The Times reviewed internal Google documents about a Project Magi. The project hosts designers, engineers and executives who are working in so-called sprint rooms to test and improve the new search engine, which will aim to anticipate each user’s needs.

Staffed with more than 160 people, Project Magi would include ads in its search results. Its additions to search could include queries that result in “buying shoes or booking a flight” as well as asking questions about how to write software.

Google is testing Magi on its own employees and expects to release the tools to a million people outside the company in May and add more features by the fall. By the end of 2023, the new features will be available to 30 million people in the U.S., the Times noted.

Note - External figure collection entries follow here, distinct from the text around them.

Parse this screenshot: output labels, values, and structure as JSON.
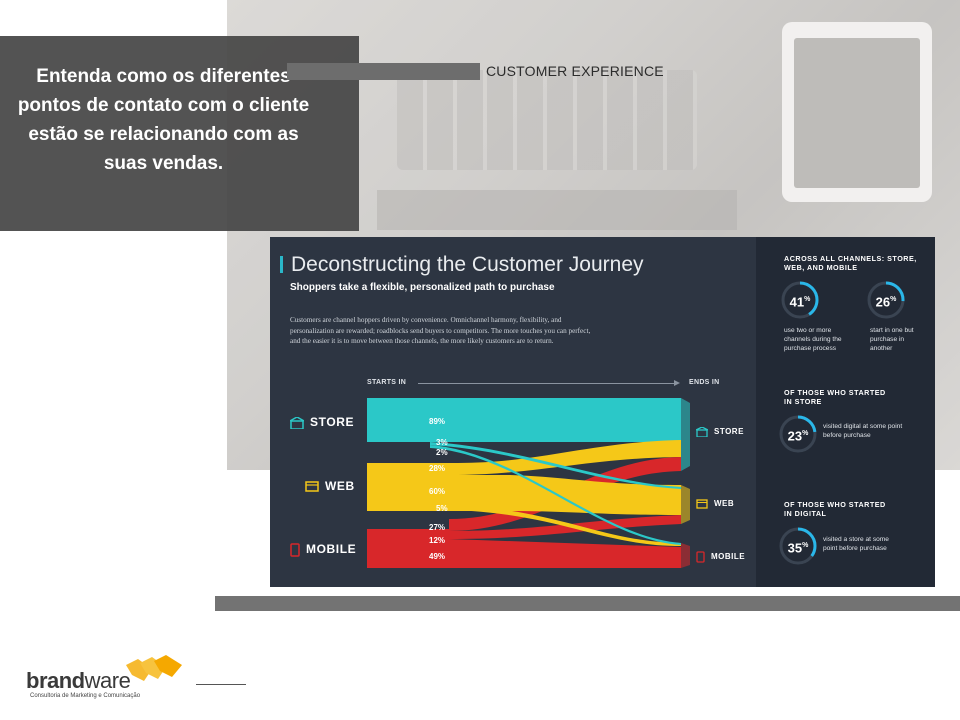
{
  "slide": {
    "intro_text": "Entenda como os diferentes pontos de contato com o cliente estão se relacionando com as suas vendas.",
    "section_header": "CUSTOMER EXPERIENCE"
  },
  "logo": {
    "word_part1": "brand",
    "word_part2": "ware",
    "tagline": "Consultoria de Marketing e Comunicação",
    "colors": {
      "arrows": "#f5b21a",
      "text": "#3a3a3a"
    }
  },
  "infographic": {
    "title": "Deconstructing the Customer Journey",
    "subtitle": "Shoppers take a flexible, personalized path to purchase",
    "body": "Customers are channel hoppers driven by convenience. Omnichannel harmony, flexibility, and personalization are rewarded; roadblocks send buyers to competitors. The more touches you can perfect, and the easier it is to move between those channels, the more likely customers are to return.",
    "starts_in_label": "STARTS IN",
    "ends_in_label": "ENDS IN",
    "channels": [
      {
        "name": "STORE",
        "icon": "store-icon",
        "color": "#2bc8c8"
      },
      {
        "name": "WEB",
        "icon": "web-icon",
        "color": "#f5c818"
      },
      {
        "name": "MOBILE",
        "icon": "mobile-icon",
        "color": "#d8272a"
      }
    ],
    "flows": [
      {
        "from": "STORE",
        "to": "STORE",
        "pct": "89%"
      },
      {
        "from": "STORE",
        "to": "WEB",
        "pct": "3%"
      },
      {
        "from": "STORE",
        "to": "MOBILE",
        "pct": "2%"
      },
      {
        "from": "WEB",
        "to": "STORE",
        "pct": "28%"
      },
      {
        "from": "WEB",
        "to": "WEB",
        "pct": "60%"
      },
      {
        "from": "WEB",
        "to": "MOBILE",
        "pct": "5%"
      },
      {
        "from": "MOBILE",
        "to": "STORE",
        "pct": "27%"
      },
      {
        "from": "MOBILE",
        "to": "WEB",
        "pct": "12%"
      },
      {
        "from": "MOBILE",
        "to": "MOBILE",
        "pct": "49%"
      }
    ],
    "right_panel": {
      "header1": "ACROSS ALL CHANNELS: STORE, WEB, AND MOBILE",
      "stat1_value": "41",
      "stat1_fraction": 0.41,
      "stat1_text": "use two or more channels during the purchase process",
      "stat2_value": "26",
      "stat2_fraction": 0.26,
      "stat2_text": "start in one but purchase in another",
      "header2": "OF THOSE WHO STARTED IN STORE",
      "stat3_value": "23",
      "stat3_fraction": 0.23,
      "stat3_text": "visited digital at some point before purchase",
      "header3": "OF THOSE WHO STARTED IN DIGITAL",
      "stat4_value": "35",
      "stat4_fraction": 0.35,
      "stat4_text": "visited a store at some point before purchase",
      "pct_sign": "%",
      "ring_color": "#2ab7e9"
    }
  }
}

Google is far from releasing its all-new search engine. There is “no clear timetable” for when it will release the system that would learn what users want to know based on their current searches; and would list preselected options for items to purchase and information to research, noted the New York Times.

Will Bing Replace Google?

With Google stock down 3.5% in early April 17 trading, investors are clearly concerned about whether the tech giant will suffer a precipitous drop in market share to Bing. I think this is an overreaction.

Google still enjoys a much larger market share than Bing. More importantly, Google is harnessing the excitement about ChatGPT to galvanize its people to counter-attack Microsoft.

Meanwhile, Microsoft could enjoy as much as $40 billion in new revenue from ChatGPT. However, when I learned how Microsoft plans to incorporate its Copilot technology into Word, PowerPoint, and Excel, I was skeptical of whether I would use any of the features.

Meanwhile, it is too early to tell whether users will embrace or ignore Google’s AI-enhanced services.

One thing I know for sure, Artificial Intelligence has a long history of being overhyped. Years ago I worked in a startup building expert systems to help people with personal financial planning. The company’s people were talented and hard-but it failed to build a product that end users needed to buy.

If a ChatGPT-enhanced Microsoft can deliver more value for consumers than Google does with its generative AI technology, then Microsoft is finally in a position to gain a larger share of the search market.

A year from now, the developing picture will become clearer.